Achieving 19.6% efficiency in organic photovoltaics through guest-polymer assisted morphological fibrillization

Abstract

Achieving high-performance organic photovoltaics (OPVs) hinges on optimizing the phase separation and interfaces within the active layer, which is crucial for efficient charge generation and transport. While a fibril-like phase-separated network has been widely recognized as the desirable morphology across various blend systems, robust methods to consistently achieve this structure remain elusive, limiting further efficiency gains.
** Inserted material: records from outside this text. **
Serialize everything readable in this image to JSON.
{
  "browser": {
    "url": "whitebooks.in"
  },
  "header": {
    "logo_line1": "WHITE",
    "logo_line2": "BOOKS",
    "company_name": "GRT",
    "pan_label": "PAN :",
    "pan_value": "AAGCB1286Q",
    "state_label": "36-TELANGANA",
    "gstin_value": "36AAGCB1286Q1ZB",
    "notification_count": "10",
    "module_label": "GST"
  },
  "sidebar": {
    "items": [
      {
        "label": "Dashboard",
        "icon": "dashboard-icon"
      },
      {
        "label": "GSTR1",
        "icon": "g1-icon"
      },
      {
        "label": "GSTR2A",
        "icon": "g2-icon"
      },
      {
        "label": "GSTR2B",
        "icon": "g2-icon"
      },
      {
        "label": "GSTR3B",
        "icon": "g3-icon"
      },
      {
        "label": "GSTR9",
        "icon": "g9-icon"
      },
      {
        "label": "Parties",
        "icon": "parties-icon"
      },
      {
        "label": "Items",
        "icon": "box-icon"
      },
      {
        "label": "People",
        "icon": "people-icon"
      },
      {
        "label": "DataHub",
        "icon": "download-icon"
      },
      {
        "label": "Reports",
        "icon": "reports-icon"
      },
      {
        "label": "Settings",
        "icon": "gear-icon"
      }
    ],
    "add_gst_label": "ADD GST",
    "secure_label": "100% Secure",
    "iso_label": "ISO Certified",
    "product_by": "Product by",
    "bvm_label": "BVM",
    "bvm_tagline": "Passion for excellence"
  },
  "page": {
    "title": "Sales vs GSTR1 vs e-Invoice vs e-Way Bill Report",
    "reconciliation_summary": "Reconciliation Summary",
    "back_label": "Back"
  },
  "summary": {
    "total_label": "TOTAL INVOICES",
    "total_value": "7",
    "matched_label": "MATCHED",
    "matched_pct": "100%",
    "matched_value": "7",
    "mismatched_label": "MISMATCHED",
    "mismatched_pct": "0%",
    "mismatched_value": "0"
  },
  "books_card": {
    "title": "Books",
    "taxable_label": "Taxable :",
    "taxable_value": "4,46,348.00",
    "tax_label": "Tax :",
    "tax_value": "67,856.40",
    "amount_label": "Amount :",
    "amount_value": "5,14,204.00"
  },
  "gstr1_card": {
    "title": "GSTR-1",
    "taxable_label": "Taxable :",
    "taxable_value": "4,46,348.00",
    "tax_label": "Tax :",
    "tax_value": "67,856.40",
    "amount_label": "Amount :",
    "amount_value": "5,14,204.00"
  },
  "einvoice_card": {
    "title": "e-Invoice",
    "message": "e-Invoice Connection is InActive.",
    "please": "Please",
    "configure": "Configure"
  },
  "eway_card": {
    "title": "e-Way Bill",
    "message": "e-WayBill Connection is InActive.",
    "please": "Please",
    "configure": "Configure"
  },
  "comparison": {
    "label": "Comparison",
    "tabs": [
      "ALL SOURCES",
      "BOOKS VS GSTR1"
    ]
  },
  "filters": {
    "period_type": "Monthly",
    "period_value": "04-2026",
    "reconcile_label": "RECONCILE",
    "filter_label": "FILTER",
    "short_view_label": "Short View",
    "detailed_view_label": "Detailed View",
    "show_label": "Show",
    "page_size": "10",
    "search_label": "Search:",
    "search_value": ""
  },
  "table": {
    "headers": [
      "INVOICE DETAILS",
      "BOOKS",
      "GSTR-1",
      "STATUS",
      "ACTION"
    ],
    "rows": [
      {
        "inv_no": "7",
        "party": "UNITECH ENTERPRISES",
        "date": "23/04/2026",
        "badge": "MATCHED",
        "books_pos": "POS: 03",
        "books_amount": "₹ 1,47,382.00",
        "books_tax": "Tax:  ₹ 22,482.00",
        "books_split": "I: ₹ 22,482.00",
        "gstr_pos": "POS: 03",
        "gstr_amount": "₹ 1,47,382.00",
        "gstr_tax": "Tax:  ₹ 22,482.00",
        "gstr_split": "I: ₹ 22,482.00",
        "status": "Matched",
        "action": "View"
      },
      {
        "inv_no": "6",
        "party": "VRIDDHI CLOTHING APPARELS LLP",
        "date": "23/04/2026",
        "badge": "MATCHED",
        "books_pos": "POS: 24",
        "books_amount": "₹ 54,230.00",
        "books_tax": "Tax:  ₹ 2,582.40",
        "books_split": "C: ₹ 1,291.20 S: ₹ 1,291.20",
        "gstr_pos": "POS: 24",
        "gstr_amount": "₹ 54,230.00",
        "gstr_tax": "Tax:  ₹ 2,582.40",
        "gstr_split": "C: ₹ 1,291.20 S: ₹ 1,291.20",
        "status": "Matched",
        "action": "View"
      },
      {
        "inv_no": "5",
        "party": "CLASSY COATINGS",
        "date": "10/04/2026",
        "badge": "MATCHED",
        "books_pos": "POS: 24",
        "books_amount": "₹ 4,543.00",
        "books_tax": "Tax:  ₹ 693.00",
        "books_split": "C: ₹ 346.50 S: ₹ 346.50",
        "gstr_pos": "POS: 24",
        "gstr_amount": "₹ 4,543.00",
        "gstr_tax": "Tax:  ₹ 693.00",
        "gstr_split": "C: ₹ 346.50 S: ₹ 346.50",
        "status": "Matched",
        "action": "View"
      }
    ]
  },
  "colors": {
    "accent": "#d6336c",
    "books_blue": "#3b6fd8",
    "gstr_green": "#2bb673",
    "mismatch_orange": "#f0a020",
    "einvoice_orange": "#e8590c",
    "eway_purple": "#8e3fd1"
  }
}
Here, we introduce a morphological control strategy using an imide-functionalized benzotriazole polymer, PTzBI-dF, within a D18:L8-BO blend to enhance fibrillar morphology. PTzBI-dF exhibits preferential miscibility with D18, fostering π–π stacking and increasing crystallinity, which result in a well-defined fibrillar network that optimizes its electrical and photophysical properties. Therefore, the D18:PTzBI-dF:L8-BO device achieves a remarkable power conversion efficiency of 19.6% for 0.04 cm² devices and a certified 18.35% for 1 cm² devices, representing the highest value reported so far for 1 cm² devices. Furthermore, this guest-polymer-assisted fibrillization shows versatility across various blend systems, offering a promising approach for enhancing OPV performance.